By “science,” they mean Darwin.
And
Like other evangelicals, we accept the centrality of faith in Jesus Christ and look to the Bible as our sacred book, though we find it hard to recognize our religious tradition in the mainstream evangelical conversation.
Actually, no one who is serious about being a Christian talks this way. First, I am a Catholic, so if anybody had trouble recognizing their religious tradition in the “mainstream evangelical conversation,” figures it’d be me. But I don’t. Not a bit. I know of no serious Catholic who does. Our disagreements with sincere evangelicals are doctrinal, and have little to do with culture. It’s the liberal churches with whose culture we find nothing in common.
I also have nothing in common with people who think they can tell God either what he is allowed to do with what’s his, or what level of involvement demeans him – the essential Christian Darwinist position.
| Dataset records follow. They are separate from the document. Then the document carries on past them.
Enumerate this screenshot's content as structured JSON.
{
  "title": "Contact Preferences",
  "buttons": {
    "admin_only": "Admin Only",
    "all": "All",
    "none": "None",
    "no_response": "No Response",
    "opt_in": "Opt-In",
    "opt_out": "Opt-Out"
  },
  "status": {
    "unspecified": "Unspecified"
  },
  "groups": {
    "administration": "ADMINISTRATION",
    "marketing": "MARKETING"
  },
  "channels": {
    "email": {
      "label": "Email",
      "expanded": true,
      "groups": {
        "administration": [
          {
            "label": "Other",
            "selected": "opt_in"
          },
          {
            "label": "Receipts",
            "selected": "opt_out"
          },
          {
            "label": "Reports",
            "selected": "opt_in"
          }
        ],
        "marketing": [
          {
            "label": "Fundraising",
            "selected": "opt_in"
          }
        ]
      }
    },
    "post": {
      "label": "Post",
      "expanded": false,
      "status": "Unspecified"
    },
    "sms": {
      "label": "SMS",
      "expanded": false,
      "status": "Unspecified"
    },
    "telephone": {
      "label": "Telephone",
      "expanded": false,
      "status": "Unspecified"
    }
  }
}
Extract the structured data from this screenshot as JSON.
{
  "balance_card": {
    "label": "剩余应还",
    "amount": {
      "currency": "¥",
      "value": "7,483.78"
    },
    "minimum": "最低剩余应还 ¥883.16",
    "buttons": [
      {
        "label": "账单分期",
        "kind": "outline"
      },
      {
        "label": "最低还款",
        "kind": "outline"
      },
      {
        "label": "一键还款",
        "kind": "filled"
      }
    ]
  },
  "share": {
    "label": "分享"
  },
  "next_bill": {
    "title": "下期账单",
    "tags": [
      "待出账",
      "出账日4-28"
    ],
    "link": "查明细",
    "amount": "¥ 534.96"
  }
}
Evangelicalism at its best seeks a biblically grounded expression of Christianity that is intellectually engaged, humble and forward-looking. In contrast, fundamentalism is literalistic, overconfident and reactionary.
Ah, so clear and simple. Everything that is good about the evangelical Protestant churches in the United States is “evangelicalism” and everything that is bad is “fundamentalism.” Never lived in a world so clear cut, myself.
I would counsel anyone, of whatever philosophy or religion, to steer past the rubbish heap of Darwinism, on lack of evidence alone. And avoid anything else that is as poorly supported in science (though well supported in certain types of washed-out religion and thug politics.)
But there is another factor I simply must bring up. I have been reading Goldman’s book, How Civilizations Die, which echoes Phillip Longman’s similar book a while back: Evangelicals are the future of the church in America, because they’re the ones who care to have children. The Darwin churches generally have small Sunday schools.
Imagine carefully honing a presentation that jams together “survival of the fittest” with “the Lamb of God, slain for sinners” – when the congregations have progressively decided that there will be few children to whom to tell the Bad News. Not an idle threat. Both Darwin-friendly churches in my neighbourhood are dead. The others aren’t. That is not a reason to doubt Darwin as such, but it offers hope that we are on the side of reality if we do.
Same goes for the laundry list of HuffPost causes Giberson and Stephens front. Once we know what they’re fronting, let’s keep looking.
Note: No, I don’t know the exact relationship between Darwinism and childlessness. Thoughts?